Flight Lieutenant Daniel Garnett at the point in the 250 km-long demilitarized zone where South and North Korean soldiers used to stand face to face armed with automatic rifles. Photo /Supplied
A former Katikati resident and a senior NZ Defence Force officer is a regular caller to North Korea using a special hotline from the heavily militarised border with South Korea.
NZ Defence Force Flight Lieutenant Daniel Garnett said he called North Korea on the hotline at least twice a day.
"We conduct phone checks with the North Korean side twice a day and I regularly pass on or receive messages from them via the hotline," Garnett said.
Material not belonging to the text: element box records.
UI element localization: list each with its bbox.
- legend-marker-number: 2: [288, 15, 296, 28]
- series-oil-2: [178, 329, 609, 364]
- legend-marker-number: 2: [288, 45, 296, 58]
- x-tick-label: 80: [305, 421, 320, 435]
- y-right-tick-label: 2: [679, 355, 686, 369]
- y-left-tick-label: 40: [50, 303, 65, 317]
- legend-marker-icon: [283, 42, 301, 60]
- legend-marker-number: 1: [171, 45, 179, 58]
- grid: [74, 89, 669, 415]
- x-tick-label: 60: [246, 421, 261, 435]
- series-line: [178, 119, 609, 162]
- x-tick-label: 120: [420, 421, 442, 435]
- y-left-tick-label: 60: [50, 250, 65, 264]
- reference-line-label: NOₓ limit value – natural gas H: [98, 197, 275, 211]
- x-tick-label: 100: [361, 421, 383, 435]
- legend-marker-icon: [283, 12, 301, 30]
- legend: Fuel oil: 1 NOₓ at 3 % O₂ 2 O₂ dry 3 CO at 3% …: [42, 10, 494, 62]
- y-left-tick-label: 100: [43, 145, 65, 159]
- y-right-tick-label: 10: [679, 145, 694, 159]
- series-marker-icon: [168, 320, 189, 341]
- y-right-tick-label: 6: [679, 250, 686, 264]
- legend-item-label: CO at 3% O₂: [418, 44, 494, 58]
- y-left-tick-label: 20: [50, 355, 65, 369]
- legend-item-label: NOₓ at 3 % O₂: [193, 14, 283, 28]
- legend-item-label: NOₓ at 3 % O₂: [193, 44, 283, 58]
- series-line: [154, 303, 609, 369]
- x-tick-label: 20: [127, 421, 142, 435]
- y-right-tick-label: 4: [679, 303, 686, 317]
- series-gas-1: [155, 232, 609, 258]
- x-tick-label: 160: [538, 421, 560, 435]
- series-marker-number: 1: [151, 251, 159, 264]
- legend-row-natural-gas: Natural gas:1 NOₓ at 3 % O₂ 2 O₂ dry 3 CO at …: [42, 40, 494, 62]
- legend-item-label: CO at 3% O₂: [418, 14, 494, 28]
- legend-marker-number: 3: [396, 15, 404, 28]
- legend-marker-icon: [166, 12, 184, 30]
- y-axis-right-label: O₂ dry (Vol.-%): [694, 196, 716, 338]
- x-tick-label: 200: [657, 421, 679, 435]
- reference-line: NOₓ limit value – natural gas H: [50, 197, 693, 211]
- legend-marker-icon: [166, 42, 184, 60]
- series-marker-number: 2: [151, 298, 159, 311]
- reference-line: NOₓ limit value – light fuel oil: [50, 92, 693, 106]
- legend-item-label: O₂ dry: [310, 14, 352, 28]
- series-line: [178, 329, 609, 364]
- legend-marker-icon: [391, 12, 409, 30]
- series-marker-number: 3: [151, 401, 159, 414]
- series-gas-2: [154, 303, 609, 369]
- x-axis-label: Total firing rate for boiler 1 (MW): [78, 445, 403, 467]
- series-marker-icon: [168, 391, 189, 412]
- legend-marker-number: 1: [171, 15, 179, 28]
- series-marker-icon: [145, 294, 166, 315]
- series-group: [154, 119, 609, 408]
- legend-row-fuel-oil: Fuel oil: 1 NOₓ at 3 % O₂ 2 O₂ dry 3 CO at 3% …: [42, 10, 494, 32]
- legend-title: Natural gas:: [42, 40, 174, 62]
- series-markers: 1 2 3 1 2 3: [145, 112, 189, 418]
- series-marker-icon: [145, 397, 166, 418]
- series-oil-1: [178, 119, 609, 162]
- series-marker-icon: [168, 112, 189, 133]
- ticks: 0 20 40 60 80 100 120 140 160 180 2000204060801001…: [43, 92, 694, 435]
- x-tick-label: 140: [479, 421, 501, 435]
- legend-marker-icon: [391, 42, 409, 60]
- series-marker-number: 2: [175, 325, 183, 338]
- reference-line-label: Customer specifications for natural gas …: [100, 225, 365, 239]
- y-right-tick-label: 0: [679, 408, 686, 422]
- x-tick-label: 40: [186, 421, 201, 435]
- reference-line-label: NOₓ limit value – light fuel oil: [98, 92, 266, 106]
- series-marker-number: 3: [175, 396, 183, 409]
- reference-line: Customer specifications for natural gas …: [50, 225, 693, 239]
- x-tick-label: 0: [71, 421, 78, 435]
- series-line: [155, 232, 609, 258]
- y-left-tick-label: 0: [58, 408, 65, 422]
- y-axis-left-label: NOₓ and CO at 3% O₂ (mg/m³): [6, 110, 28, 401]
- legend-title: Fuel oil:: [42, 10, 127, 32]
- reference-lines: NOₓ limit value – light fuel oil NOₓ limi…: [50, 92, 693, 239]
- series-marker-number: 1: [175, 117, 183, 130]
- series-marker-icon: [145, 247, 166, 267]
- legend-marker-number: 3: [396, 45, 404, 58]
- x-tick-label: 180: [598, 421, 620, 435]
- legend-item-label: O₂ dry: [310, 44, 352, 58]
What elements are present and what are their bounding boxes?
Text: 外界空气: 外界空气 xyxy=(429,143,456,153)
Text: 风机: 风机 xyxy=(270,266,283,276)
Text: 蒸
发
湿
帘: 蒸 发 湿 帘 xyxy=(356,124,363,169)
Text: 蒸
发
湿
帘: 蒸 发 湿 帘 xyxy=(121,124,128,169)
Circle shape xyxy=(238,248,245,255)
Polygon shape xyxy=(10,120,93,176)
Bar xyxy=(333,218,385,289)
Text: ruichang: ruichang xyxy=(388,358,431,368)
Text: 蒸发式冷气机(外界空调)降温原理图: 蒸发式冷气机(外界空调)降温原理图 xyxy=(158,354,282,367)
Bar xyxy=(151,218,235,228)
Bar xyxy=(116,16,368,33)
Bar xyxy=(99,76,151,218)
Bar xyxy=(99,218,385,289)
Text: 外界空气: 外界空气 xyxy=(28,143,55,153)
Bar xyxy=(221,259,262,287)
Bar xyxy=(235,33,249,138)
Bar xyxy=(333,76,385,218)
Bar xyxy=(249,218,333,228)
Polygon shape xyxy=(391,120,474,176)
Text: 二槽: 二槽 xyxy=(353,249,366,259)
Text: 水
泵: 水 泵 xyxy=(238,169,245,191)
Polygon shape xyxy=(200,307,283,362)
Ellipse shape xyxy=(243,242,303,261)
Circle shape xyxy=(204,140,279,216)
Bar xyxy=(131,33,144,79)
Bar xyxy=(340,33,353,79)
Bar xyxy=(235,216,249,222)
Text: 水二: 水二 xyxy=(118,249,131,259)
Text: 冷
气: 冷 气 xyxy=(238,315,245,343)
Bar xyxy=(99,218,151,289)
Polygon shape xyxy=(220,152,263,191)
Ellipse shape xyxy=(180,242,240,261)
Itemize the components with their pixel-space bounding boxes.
He was also the assistant joint duty officer in the United Nations Command Military Armistice Commission Secretariat.
"Our team talks to them all the time, though we send a lot more messages than we receive," Tauranga-born Garnett, who grew up in Katikati, said.
Regarded as a bellwether of inter-Korean relations, the North Korean hotline at Panmunjom, the truce village inside the demilitarised zone was reactivated in mid-2018 following the warming of relations between the once-hostile neighbours.
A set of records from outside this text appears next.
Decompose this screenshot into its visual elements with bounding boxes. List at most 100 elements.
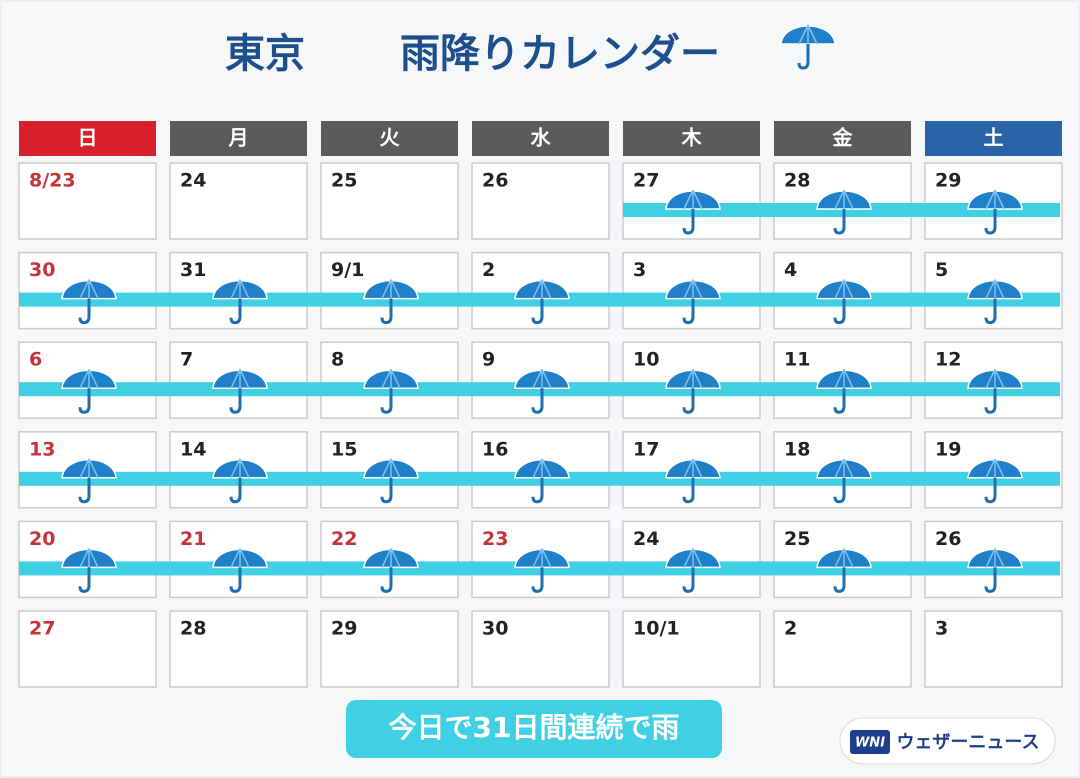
umbrella-ribs [230,548,250,568]
day-date: 14 [180,438,206,460]
umbrella-handle [984,388,997,414]
day-cell [169,610,308,688]
umbrella [61,279,117,325]
umbrella-handle [380,567,393,593]
umbrella-ribs [230,279,250,299]
day-date: 26 [482,170,508,192]
day-date: 2 [482,259,495,281]
rain-band [472,561,623,576]
umbrella-handle [682,298,695,325]
day-date: 4 [784,259,797,281]
umbrella-ribs [683,458,703,479]
umbrella [967,548,1023,593]
day-date: 2 [784,618,797,640]
umbrella [665,189,721,235]
umbrella-handle [531,567,544,593]
umbrella [363,548,419,593]
banner [346,700,722,758]
rain-band [19,292,170,307]
day-date: 26 [935,528,961,550]
umbrella-handle [380,388,393,414]
umbrella [363,368,419,414]
rain-band [925,292,1060,307]
rain-band [623,382,774,397]
umbrella-ribs [985,279,1005,299]
day-date: 20 [29,528,55,550]
umbrella-ribs [532,548,552,568]
umbrella [816,279,872,325]
umbrella-ribs [532,368,552,389]
day-date: 31 [180,259,206,281]
rain-band [170,561,321,576]
day-cell [924,610,1063,688]
day-date: 25 [331,170,357,192]
umbrella-handle [229,388,242,414]
umbrella-ribs [683,279,703,299]
umbrella-handle [531,298,544,325]
umbrella-handle [833,388,846,414]
umbrella-handle [229,298,242,325]
umbrella [665,368,721,414]
title-umbrella [780,24,836,70]
umbrella-handle [682,388,695,414]
weekday-label: 金 [832,126,854,150]
umbrella-handle [380,477,393,504]
umbrella-handle [78,298,91,325]
rain-band [623,471,774,486]
umbrella-ribs [79,548,99,568]
day-date: 29 [331,618,357,640]
rain-band [774,203,925,217]
day-cell [18,610,157,688]
umbrella-ribs [985,458,1005,479]
rain-band [19,382,170,397]
umbrella-handle [78,567,91,593]
umbrella-ribs [985,548,1005,568]
umbrella-handle [531,388,544,414]
umbrella-ribs [798,24,818,45]
day-cell [773,610,912,688]
rain-band [19,471,170,486]
umbrella-handle [833,209,846,235]
day-date: 9 [482,349,495,371]
day-date: 8/23 [29,170,76,192]
day-cell [471,610,610,688]
day-date: 27 [633,170,659,192]
umbrella [514,548,570,593]
weekday-header [170,121,307,156]
umbrella-ribs [381,279,401,299]
day-date: 30 [482,618,508,640]
weekday-header [774,121,911,156]
weekday-label: 月 [228,126,249,150]
rain-band [925,203,1060,217]
rain-band [472,471,623,486]
umbrella-handle [380,298,393,325]
umbrella-ribs [230,458,250,479]
umbrella [212,279,268,325]
day-date: 3 [633,259,646,281]
weekday-label: 土 [984,126,1004,150]
logo-icon [850,730,890,754]
umbrella-handle [229,567,242,593]
umbrella-handle [78,477,91,504]
umbrella-handle [531,477,544,504]
umbrella-ribs [834,279,854,299]
day-date: 17 [633,438,659,460]
umbrella [816,368,872,414]
umbrella [816,458,872,504]
day-date: 29 [935,170,961,192]
umbrella-ribs [683,368,703,389]
day-date: 10/1 [633,618,680,640]
umbrella-ribs [834,189,854,210]
rain-band [925,561,1060,576]
umbrella [363,279,419,325]
umbrella-handle [984,477,997,504]
rain-band [472,382,623,397]
day-date: 30 [29,259,55,281]
rain-band [321,382,472,397]
umbrella [212,368,268,414]
umbrella-handle [682,477,695,504]
umbrella-ribs [834,368,854,389]
umbrella-ribs [683,548,703,568]
umbrella-handle [984,567,997,593]
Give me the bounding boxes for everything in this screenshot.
Before that North Korea had not answered the hotline for more than five years, in retaliation for the United Nations sanctions imposed on Pyongyang following a nuclear test on February 2013.
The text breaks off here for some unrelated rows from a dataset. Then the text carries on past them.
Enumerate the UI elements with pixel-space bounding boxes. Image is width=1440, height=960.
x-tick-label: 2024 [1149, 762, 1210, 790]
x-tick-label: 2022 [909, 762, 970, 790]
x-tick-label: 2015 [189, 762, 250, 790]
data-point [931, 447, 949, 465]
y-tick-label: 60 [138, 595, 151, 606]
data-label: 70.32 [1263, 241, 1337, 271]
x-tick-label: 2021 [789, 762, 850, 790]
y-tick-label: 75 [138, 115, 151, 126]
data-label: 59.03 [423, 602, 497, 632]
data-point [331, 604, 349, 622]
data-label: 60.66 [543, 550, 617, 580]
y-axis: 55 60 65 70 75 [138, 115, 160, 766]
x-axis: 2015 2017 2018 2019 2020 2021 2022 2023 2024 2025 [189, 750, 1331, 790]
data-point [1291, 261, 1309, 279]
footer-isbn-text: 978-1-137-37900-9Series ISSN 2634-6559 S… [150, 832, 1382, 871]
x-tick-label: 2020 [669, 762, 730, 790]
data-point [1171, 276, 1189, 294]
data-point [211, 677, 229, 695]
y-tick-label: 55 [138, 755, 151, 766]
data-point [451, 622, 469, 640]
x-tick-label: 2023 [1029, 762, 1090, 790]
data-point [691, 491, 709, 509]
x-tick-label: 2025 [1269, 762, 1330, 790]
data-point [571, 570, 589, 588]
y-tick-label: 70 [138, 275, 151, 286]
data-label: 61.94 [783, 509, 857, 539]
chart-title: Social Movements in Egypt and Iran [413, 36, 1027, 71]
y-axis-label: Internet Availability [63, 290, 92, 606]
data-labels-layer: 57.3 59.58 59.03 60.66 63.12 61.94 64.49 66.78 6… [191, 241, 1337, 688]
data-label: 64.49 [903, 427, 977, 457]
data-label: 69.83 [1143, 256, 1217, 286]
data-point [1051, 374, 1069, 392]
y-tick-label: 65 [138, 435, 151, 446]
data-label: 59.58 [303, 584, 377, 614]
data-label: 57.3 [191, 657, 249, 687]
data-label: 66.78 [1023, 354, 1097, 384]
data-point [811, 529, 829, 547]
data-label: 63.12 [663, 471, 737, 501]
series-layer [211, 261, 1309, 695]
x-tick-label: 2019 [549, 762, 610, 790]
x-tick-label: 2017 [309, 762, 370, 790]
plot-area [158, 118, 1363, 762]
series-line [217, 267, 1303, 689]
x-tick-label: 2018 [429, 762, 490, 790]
Since posted to South Korea last October, Garnett said he had passed on messages informing North Korea of the use of helicopters in the Demilitarised Zone, repatriation of remains of North Korean troops killed during the Korean War.
Messages were also about meetings and routine building maintenance at the border.
Garnett said the calls were scripted and messages relayed in English and Korean.
Because they spoke often, Garnett and the Korean People's Army (North Korean) language specialists now recognised each other's voices.
"We know each other's names," he said.
"Some are friendlier than others – one greeted me with 'Happy New Year' in January."
Once, when the phone line was down, Garnett had no choice but to pass the message "the old way".
This meant walking to within a metre of the demarcation line that splits South and North Korea, reading out the message in English and letting a translator read it in Korean.
Garnett was based at Camp Bonifas, a UN Command military post 400m south of the southern boundary of the Demilitarised Zone.
He was part of a six-member team that monitored the 1953 Korean Armistice Agreement between North and South Korea at the Joint Security Area in the zone.
As part of his role, he helped supervise access to the Joint Security Area at Panmunjom.
"New Zealand gets an incredible degree of exposure through this mission since we fill several roles and interact with a wide range of stakeholders. It is very rewarding," he said.
In the latest sign of increasingly warm relations, Garnett said all weapons had been removed and all guard towers abandoned in the Joint Security Area.
This was the point along the 250km-long Demilitarised Zone, where South and North Korean soldiers used to stand face to face armed with automatic rifles, he said.
"Only 30 security personnel remain and we share security footage with the North Koreans. It is truly remarkable," Garnett said.
The United States-led UNCMAC Secretariat monitored and supervised the 1953 Armistice Agreement that suspended hostilities between North Korea and United Nations forces defending South Korea.
The NZDF had a long history of involvement in South Korea since the start of the war in 1950 and had contributed to the UNCMAC-S since 2003.
It had seven personnel there now, monitoring the armistice and performing operational, education, liaison and corridor control functions for the UNCMAC-S.
Flight Lieutenant Garnett joined the Royal New Zealand Air Force in 2013, after a short career in science, and was a pilot from No.3 Squadron
While his career had taken him elsewhere, he had never forgotten his earlier years in Katikati.
"It was a great place to grow up," he said. "While I'm thankful to friends and family who encouraged me to branch out and go to university, Katikati remains home."